Montgomery County Public Schools expands internet access in rural communities
RINER, Va. (WDBJ) - Montgomery County Public Schools is getting creative with how it provides internet to families, especially those in the most rural areas of the county.
The view of the county is beautiful in Riner, but living there makes it difficult to get things done online.
“When the schools closed down last year we didn’t have any internet at all,” said Wendy Bishop.
From the moment school switched to virtual, Bishop has been working one-on-one with her grandchildren, trying their best to get schoolwork done.
“It was definitely difficult trying to do some everyday things,” Bishop said. “If we needed internet we hot spotted off of our phones. We would go to restaurants and actually do updates on our phones, because that was the only way we could do updates.”
That is until Friday last week, when All Points Broadband installed an internet receiver, supercharging their download and upload speeds.
“If our community is successful, then we are in turn successful as well,” said All Points Broadband Business Development Associate Jason Politis. “Providing high speed internet to areas that don’t already have it I think is a great way to strengthen our community.”
Politis did the install after surveying the property, finding a way to hook the Bishops up to their access points.
“We’re doing the best that we can during this pandemic,” said MCPS Director of Technology Doug Wickham.
He helped make this connection happen through a state Vision Grant, making it so families less connected can watch lessons in real time.

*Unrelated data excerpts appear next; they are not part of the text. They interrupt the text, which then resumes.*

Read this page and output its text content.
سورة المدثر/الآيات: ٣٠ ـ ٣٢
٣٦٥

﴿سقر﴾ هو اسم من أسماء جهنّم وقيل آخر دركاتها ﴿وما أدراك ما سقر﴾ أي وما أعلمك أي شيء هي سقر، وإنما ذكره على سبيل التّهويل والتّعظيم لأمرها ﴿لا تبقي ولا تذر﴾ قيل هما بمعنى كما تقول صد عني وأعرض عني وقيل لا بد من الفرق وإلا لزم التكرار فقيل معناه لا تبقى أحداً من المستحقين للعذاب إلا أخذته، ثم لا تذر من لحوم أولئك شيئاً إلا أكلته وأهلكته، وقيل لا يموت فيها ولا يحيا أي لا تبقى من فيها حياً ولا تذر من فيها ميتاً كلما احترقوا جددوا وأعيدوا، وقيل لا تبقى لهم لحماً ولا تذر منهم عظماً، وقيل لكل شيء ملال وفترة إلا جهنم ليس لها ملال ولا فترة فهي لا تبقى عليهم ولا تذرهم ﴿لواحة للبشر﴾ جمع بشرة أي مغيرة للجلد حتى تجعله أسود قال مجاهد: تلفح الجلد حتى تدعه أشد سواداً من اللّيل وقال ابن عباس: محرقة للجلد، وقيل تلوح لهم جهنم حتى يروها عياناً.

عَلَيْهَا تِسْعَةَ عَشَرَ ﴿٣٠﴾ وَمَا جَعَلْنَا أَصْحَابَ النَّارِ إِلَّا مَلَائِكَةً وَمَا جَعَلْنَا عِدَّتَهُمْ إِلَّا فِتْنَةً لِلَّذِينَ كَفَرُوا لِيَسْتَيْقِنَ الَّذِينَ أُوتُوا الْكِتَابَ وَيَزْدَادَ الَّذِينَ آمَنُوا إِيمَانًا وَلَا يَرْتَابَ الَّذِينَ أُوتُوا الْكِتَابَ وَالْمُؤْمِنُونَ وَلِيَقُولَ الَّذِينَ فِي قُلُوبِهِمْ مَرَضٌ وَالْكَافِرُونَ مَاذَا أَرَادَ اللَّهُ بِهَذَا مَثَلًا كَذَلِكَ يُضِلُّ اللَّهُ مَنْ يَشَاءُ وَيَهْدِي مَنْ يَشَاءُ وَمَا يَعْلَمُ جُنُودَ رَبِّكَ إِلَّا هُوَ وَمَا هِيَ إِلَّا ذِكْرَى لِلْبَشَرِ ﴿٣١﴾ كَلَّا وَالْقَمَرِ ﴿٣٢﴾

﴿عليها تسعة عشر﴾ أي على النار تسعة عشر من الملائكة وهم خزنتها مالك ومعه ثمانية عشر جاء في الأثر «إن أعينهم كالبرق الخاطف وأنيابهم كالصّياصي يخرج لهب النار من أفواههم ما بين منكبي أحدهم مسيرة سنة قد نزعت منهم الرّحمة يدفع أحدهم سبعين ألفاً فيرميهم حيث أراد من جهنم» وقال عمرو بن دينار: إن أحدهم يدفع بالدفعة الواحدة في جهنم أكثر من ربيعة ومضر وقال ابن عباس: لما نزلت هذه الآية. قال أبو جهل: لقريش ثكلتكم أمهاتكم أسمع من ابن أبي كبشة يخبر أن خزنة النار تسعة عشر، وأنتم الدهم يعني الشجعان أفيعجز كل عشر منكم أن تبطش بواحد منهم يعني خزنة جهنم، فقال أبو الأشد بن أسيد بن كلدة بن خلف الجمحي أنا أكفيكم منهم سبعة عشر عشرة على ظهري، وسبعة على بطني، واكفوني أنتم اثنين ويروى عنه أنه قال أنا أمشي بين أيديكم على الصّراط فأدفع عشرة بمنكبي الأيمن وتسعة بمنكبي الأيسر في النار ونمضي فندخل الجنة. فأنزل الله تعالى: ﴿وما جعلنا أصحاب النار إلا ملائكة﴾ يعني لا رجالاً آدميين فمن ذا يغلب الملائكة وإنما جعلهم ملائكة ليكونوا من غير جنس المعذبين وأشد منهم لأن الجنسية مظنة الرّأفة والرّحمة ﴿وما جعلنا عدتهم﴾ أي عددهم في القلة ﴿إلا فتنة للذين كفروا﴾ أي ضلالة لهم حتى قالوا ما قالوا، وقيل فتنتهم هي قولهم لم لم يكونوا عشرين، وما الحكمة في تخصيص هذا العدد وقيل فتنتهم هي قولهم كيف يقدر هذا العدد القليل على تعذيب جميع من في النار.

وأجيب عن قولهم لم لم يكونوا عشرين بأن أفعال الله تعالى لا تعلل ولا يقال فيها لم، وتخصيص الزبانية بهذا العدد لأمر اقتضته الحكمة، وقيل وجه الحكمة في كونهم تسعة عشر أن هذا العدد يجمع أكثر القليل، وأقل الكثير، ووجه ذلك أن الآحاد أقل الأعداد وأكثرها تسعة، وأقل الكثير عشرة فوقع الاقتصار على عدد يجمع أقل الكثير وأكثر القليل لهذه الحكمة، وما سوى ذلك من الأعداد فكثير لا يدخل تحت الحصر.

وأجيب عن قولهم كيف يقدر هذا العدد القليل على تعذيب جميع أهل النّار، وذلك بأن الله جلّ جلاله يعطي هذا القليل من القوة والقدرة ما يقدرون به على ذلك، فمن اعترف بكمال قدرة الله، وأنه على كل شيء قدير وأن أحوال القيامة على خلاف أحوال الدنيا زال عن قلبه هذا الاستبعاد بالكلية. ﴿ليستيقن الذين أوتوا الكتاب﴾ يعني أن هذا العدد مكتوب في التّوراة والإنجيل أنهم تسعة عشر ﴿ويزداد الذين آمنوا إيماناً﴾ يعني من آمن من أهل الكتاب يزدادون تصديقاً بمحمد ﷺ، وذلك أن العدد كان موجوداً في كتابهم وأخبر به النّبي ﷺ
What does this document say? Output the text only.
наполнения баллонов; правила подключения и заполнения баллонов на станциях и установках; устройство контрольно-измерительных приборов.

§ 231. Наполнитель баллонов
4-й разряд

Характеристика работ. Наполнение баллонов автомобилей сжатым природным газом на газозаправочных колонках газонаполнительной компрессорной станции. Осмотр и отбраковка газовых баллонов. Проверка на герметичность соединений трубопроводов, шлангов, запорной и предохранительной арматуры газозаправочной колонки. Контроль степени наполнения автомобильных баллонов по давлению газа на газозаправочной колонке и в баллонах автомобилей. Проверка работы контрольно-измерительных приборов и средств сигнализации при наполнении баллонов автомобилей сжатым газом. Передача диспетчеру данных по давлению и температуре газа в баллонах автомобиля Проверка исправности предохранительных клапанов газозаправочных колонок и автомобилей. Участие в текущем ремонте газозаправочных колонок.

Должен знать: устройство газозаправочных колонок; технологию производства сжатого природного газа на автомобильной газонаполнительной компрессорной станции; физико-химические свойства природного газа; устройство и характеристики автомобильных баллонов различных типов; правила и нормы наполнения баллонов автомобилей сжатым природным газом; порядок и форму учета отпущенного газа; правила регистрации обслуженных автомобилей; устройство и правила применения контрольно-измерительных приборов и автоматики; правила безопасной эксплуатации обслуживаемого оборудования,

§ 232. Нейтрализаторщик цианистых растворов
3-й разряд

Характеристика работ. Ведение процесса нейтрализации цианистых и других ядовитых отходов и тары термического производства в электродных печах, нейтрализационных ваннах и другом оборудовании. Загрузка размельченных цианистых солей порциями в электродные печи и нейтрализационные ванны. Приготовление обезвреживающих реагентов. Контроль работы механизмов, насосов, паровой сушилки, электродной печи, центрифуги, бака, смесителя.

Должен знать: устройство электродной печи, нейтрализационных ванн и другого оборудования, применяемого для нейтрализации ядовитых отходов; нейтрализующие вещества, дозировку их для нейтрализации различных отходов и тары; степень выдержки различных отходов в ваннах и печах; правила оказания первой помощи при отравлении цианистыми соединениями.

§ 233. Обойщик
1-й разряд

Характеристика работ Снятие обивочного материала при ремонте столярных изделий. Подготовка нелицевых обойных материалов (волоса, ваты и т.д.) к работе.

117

“It’s really critical at this time with what’s going on with the pandemic that we get our kids in front of the experts,” Wickham said.
For the first time Monday, all Bishop’s grandkids could be online at the same time.
“It’s been a blessing to us for them to do this,” Bishop said. We appreciate it.”
Through this CARES Act grant, Montgomery County Public Schools is able to provide internet access and equipment for free for one year. They are hopeful to cover at least 125 families who can’t get access.